What is new is AMD's naming scheme, and unlike with most components there does actually appear to be some sense behind it. The RX prefix replaces the R5/R7/R9 nomenclature and signifies a gaming part. For the numbers, the first digit signifies the GCN generation, and the second refers to the tier of product. Pretty simple, really.
| ||AMD Radeon RX 480||AMD Radeon R9 Fury X||AMD Radeon R9 380X||AMD Radeon R9 390X|
|Architecture||Graphics Core Next 4th Gen||Graphics Core Next 3rd Gen||Graphics Core Next 3rd Gen||Graphics Core Next 2nd Gen|
|Codename||Polaris 10||Fiji||Antigua XT||Hawaii XT|
|Layout||4 SEs, 36 CUs||4 SEs, 64 CUs||4 SEs, 32CUs||4 SEs, 44CUs|
|Transistors||5.7 billion||8.9 billion||5 billion||6.2 billion|
|Amount||4GB/8GB GDDR5||4GB HBM||4GB GDDR5||8GB GDDR5|
|Frequency||1.75GHz/2GHz (7Gbps or 8Gbps effective)||500MHz (1Gbps effective)||1.425GHz (5.7Gbps effective)||1.5GHz (6Gbps effective)|
|Bandwidth||224GB/sec or 256GB/sec||512GB/sec||182.4GB/sec||384GB/sec|
|Power Connectors||1 x 6-pin||2 x 8-pin||2 x 6-pin||1 x 8-pin, 1 x 6-pin|
|Stock Card Length||243mm||195mm||N/A||N/A|
Examining the specifications throws up some points worth delving into. First, the transistor count, die size and TDP relative to 28nm GCN parts emphasise the impact that a die shrink has. Next, you'll notice that the memory configuration is not fixed. The true baseline specification of the RX 480 gives it 4GB of GDDR5 clocked at 7Gbps for 224GB/sec of bandwidth, with pricing for this starting at £180 including VAT. However, the AMD-built board
that we and others have been supplied for review is of an upgraded spec – 8GB of GDDR5 at 8Gbps for 256GB/sec of bandwidth – which starts at £215. Reference models of both should be available immediately, and we understand that partner cards will follow very shortly, naturally with a range of configurations.

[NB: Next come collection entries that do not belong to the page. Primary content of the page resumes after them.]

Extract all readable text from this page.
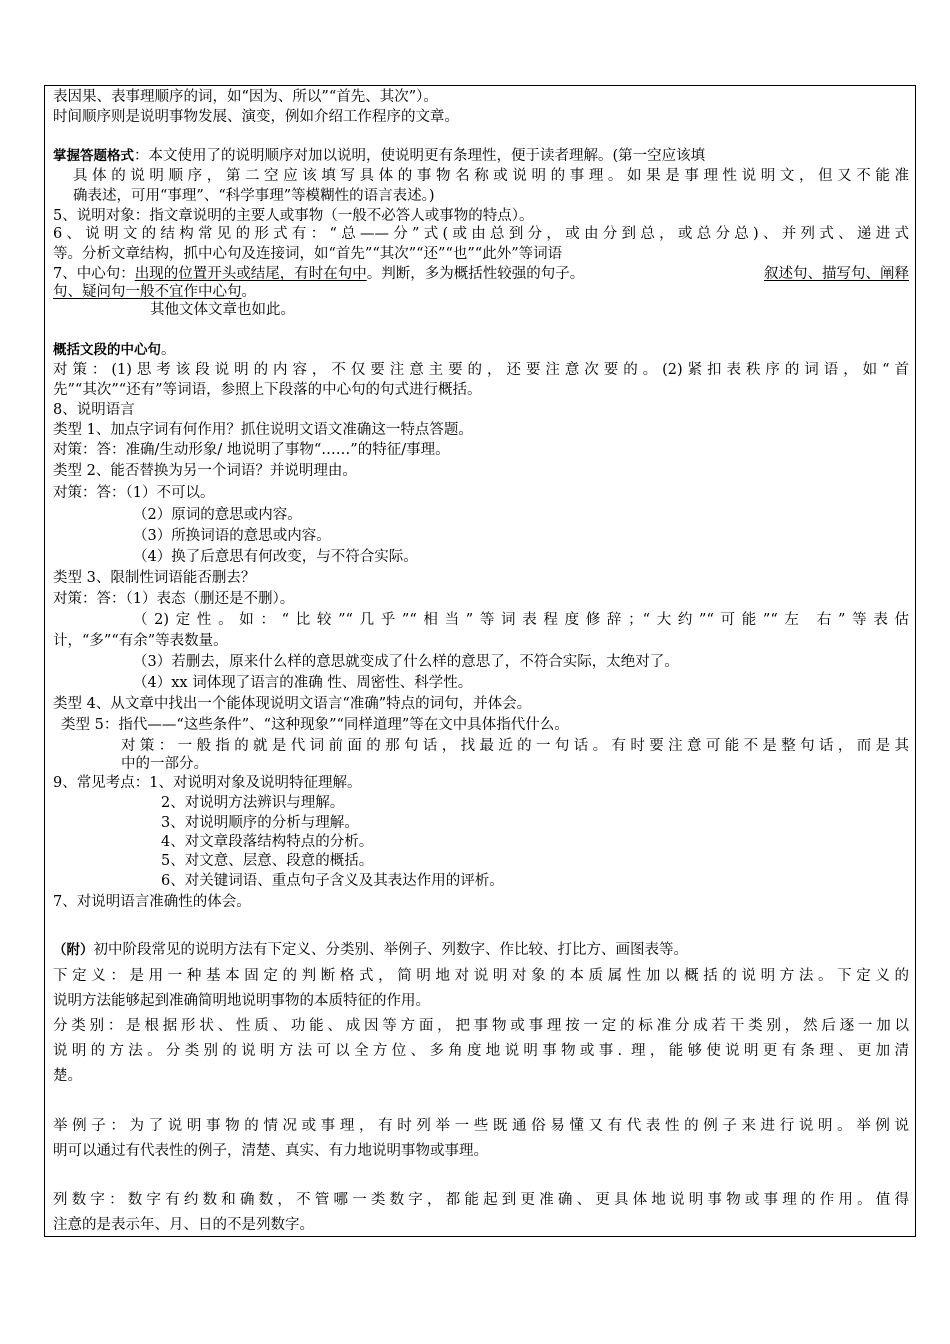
表因果、表事理顺序的词，如“因为、所以”“首先、其次”）。
时间顺序则是说明事物发展、演变，例如介绍工作程序的文章。
掌握答题格式：本文使用了的说明顺序对加以说明，使说明更有条理性，便于读者理解。(第一空应该填
具体的说明顺序，第二空应该填写具体的事物名称或说明的事理。如果是事理性说明文，但又不能准
确表述，可用“事理”、“科学事理”等模糊性的语言表述。)
5、说明对象：指文章说明的主要人或事物（一般不必答人或事物的特点）。
6、说明文的结构常见的形式有：“总——分”式(或由总到分，或由分到总，或总分总)、并列式、递进式
等。分析文章结构，抓中心句及连接词，如“首先”“其次”“还”“也”“此外”等词语
7、中心句：出现的位置开头或结尾，有时在句中。判断，多为概括性较强的句子。	叙述句、描写句、阐释
句、疑问句一般不宜作中心句。
其他文体文章也如此。
概括文段的中心句。
对策：(1)思考该段说明的内容，不仅要注意主要的，还要注意次要的。(2)紧扣表秩序的词语，如“首
先”“其次”“还有”等词语，参照上下段落的中心句的句式进行概括。
8、说明语言
类型 1、加点字词有何作用？抓住说明文语文准确这一特点答题。
对策：答：准确/生动形象/ 地说明了事物“……”的特征/事理。
类型 2、能否替换为另一个词语？并说明理由。
对策：答：（1）不可以。
（2）原词的意思或内容。
（3）所换词语的意思或内容。
（4）换了后意思有何改变，与不符合实际。
类型 3、限制性词语能否删去？
对策：答：（1）表态（删还是不删）。
（2)定性。如：“比较”“几乎”“相当”等词表程度修辞；“大约”“可能”“左 右”等表估
计，“多”“有余”等表数量。
（3）若删去，原来什么样的意思就变成了什么样的意思了，不符合实际，太绝对了。
（4）xx 词体现了语言的准确 性、周密性、科学性。
类型 4、从文章中找出一个能体现说明文语言“准确”特点的词句，并体会。
类型 5：指代——“这些条件”、“这种现象”“同样道理”等在文中具体指代什么。
对策：一般指的就是代词前面的那句话，找最近的一句话。有时要注意可能不是整句话，而是其
中的一部分。
9、常见考点：1、对说明对象及说明特征理解。
2、对说明方法辨识与理解。
3、对说明顺序的分析与理解。
4、对文章段落结构特点的分析。
5、对文意、层意、段意的概括。
6、对关键词语、重点句子含义及其表达作用的评析。
7、对说明语言准确性的体会。
（附）初中阶段常见的说明方法有下定义、分类别、举例子、列数字、作比较、打比方、画图表等。
下定义：是用一种基本固定的判断格式，简明地对说明对象的本质属性加以概括的说明方法。下定义的
说明方法能够起到准确简明地说明事物的本质特征的作用。
分类别：是根据形状、性质、功能、成因等方面，把事物或事理按一定的标准分成若干类别，然后逐一加以
说明的方法。分类别的说明方法可以全方位、多角度地说明事物或事. 理，能够使说明更有条理、更加清
楚。
举例子：为了说明事物的情况或事理，有时列举一些既通俗易懂又有代表性的例子来进行说明。举例说
明可以通过有代表性的例子，清楚、真实、有力地说明事物或事理。
列数字：数字有约数和确数，不管哪一类数字，都能起到更准确、更具体地说明事物或事理的作用。值得
注意的是表示年、月、日的不是列数字。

Note also that AMD is now making clear its base clock (the GPU's lowest clock speed when under load) and boost clock (the highest it can boost too within its default temperature, noise and voltage parameters). Previously, it preferred not to disclose its base clock and refer to boost clock with an 'up to' caveat. This new approach, the company says, is designed to highlight the more dynamic nature of the new cards that are more about striking a performance/efficiency balance. The base clock of 1,120MHz here is AMD's highest yet, but it's still some way off what we've seen Nvidia manage with Pascal.
The last major things to note is that Polaris finally sees AMD bring its display capabilities up to date, with support for DisplayPort 1.3 and 1.4, HDR and HDMI 2.0b. It has also replaced Overdrive with WattMan
in Radeon Settings to deliver even more fine-grained overclocking.